Running pouët Demos

I recently tested some public domain gameboy demos from pouet.net with binjgb. They're good to run as tests because they're pretty fun, and often do weirder stuff than a commercial game would do.

One of my favorites is "Is That a Demo in Your Pocket" by snorpung and nordloef. It's goes by pretty quick, but it has a bunch of nice effects:

big pockets required

As I went down the list of demos on pouet.net, I got to one called Man Meets Machine - Alternative Party 2009 by jumalauta. I ran it and got this:

jmla09 hang

H A N G S !

Initial Investigation

OK, so the first thing to determine is where it is hanging. I've recently been working on a debugger UI using dear imgui, so I ran the demo in the debugger and found where it was hanging:

hang loop

Here's what it's doing:

  1. Read from 0xFF44 into the A register
  2. Increment A
  3. Copy A into the E register
  4. Read from 0xFF44 into the A register
  5. Compare E to A
  6. If they are not equal, jump back to step 4.

It seems like this is an infinite loop, right? It keeps reading 0xFF44 expecting it to change, but never changes it. Well, it turns out that 0xFF44 is actually the LY memory-mapped register. It basically is used to tell the program what horizontal line is currently being drawn, from 0 to 153. So this loop is actually just waiting for the next line to start.

153?

A bit of an aside about the number 153: the gameboy has a screen resolution of 160 by 144 pixels. So why 153? Lines 144 to 153 are for the vertical blank (vblank) period. On a CRT screen, the vertical blank is the time that it takes the raster gun to go from the bottom-right corner to the top-left corner.
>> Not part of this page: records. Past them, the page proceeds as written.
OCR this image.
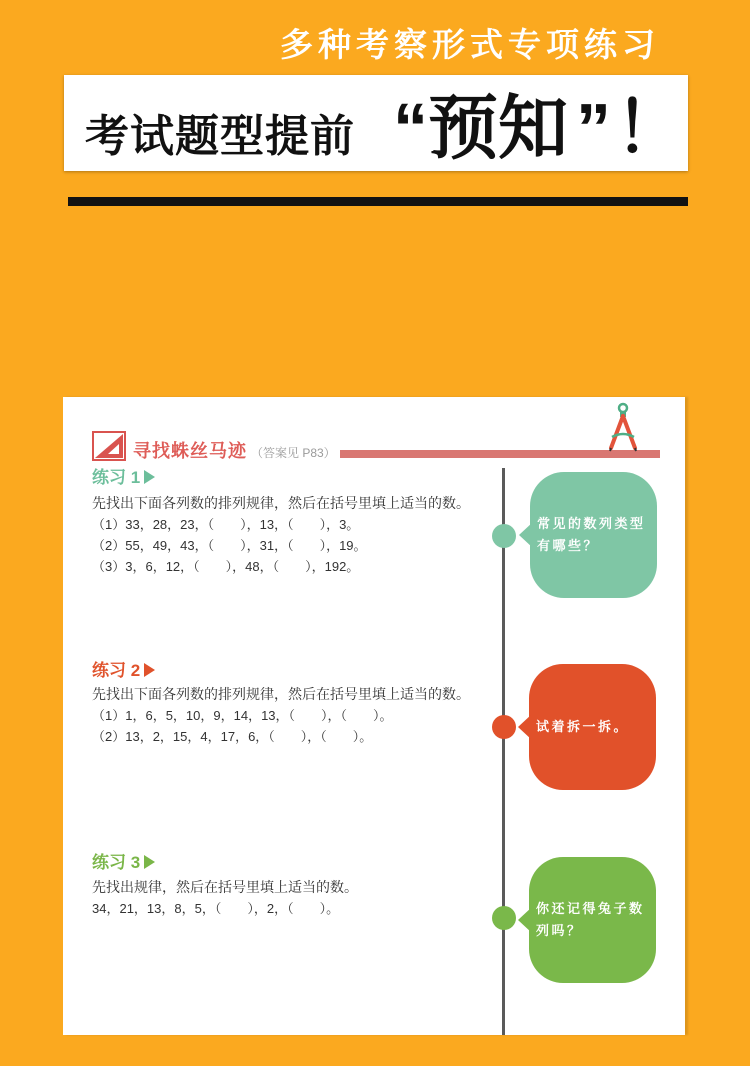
多种考察形式专项练习
考试题型提前 “预知 ”！
寻找蛛丝马迹 （答案见 P83）
练习 1
先找出下面各列数的排列规律，然后在括号里填上适当的数。
（1）33，28，23，（　　），13，（　　），3。
（2）55，49，43，（　　），31，（　　），19。
（3）3，6，12，（　　），48，（　　），192。
练习 2
先找出下面各列数的排列规律，然后在括号里填上适当的数。
（1）1，6，5，10，9，14，13，（　　），（　　）。
（2）13，2，15，4，17，6，（　　），（　　）。
练习 3
先找出规律，然后在括号里填上适当的数。
34，21，13，8，5，（　　），2，（　　）。
常见的数列类型有哪些？
试着拆一拆。
你还记得兔子数列吗？
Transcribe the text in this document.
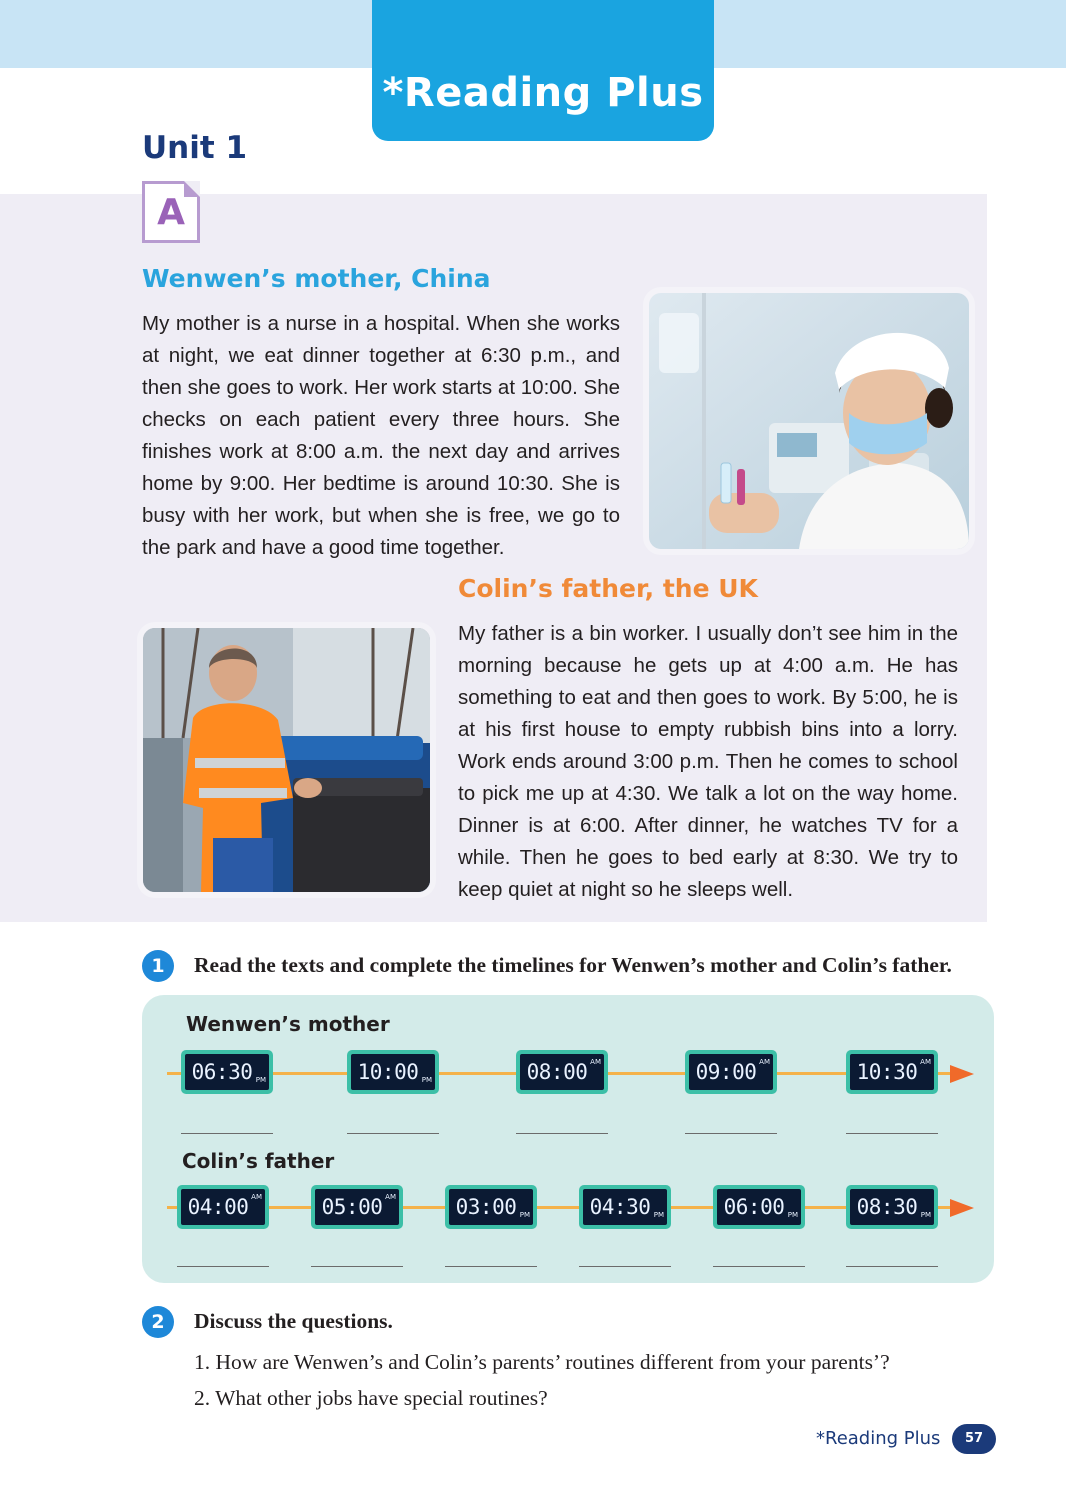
*Reading Plus
Unit 1
A
Wenwen’s mother, China

My mother is a nurse in a hospital. When she works at night, we eat dinner together at 6:30 p.m., and then she goes to work. Her work starts at 10:00. She checks on each patient every three hours. She finishes work at 8:00 a.m. the next day and arrives home by 9:00. Her bedtime is around 10:30. She is busy with her work, but when she is free, we go to the park and have a good time together.

Colin’s father, the UK

My father is a bin worker. I usually don’t see him in the morning because he gets up at 4:00 a.m. He has something to eat and then goes to work. By 5:00, he is at his first house to empty rubbish bins into a lorry. Work ends around 3:00 p.m. Then he comes to school to pick me up at 4:30. We talk a lot on the way home. Dinner is at 6:00. After dinner, he watches TV for a while. Then he goes to bed early at 8:30. We try to keep quiet at night so he sleeps well.

1	Read the texts and complete the timelines for Wenwen’s mother and Colin’s father.
Wenwen’s mother
Colin’s father
06:30 PM	10:00 PM	08:00 AM	09:00 AM	10:30 AM
04:00 AM	05:00 AM	03:00 PM	04:30 PM	06:00 PM	08:30 PM
2	Discuss the questions.
1. How are Wenwen’s and Colin’s parents’ routines different from your parents’?
2. What other jobs have special routines?
*Reading Plus	57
The gameboy has an LCD screen, so it doesn't actually have a vblank, but I guess it was convenient to pretend that there was one because people expected it.

So why would it hang waiting for the next line? You've probably already guessed: if the initial read (step 1 above) reads 153, then it will wait for line 154 which never happens.

Let's take a look at the registers and see if we're right:

registers

The registers are all listed in hexadecimal, so E is 0x99, which 153. But that means that we are waiting for line 153, not line 154. That should be fine, right?

Well, things are a little more complicated than they seem...

Digging Deeper

Each line doesn't take the same amount of time. Lines 1 through 152 take 456 cycles. But lines 0 and 153 are special: line 153 only lasts for 4 cycles before looping back around to line 0 for $$ 456 * 2 - 4 = 908 $$ cycles.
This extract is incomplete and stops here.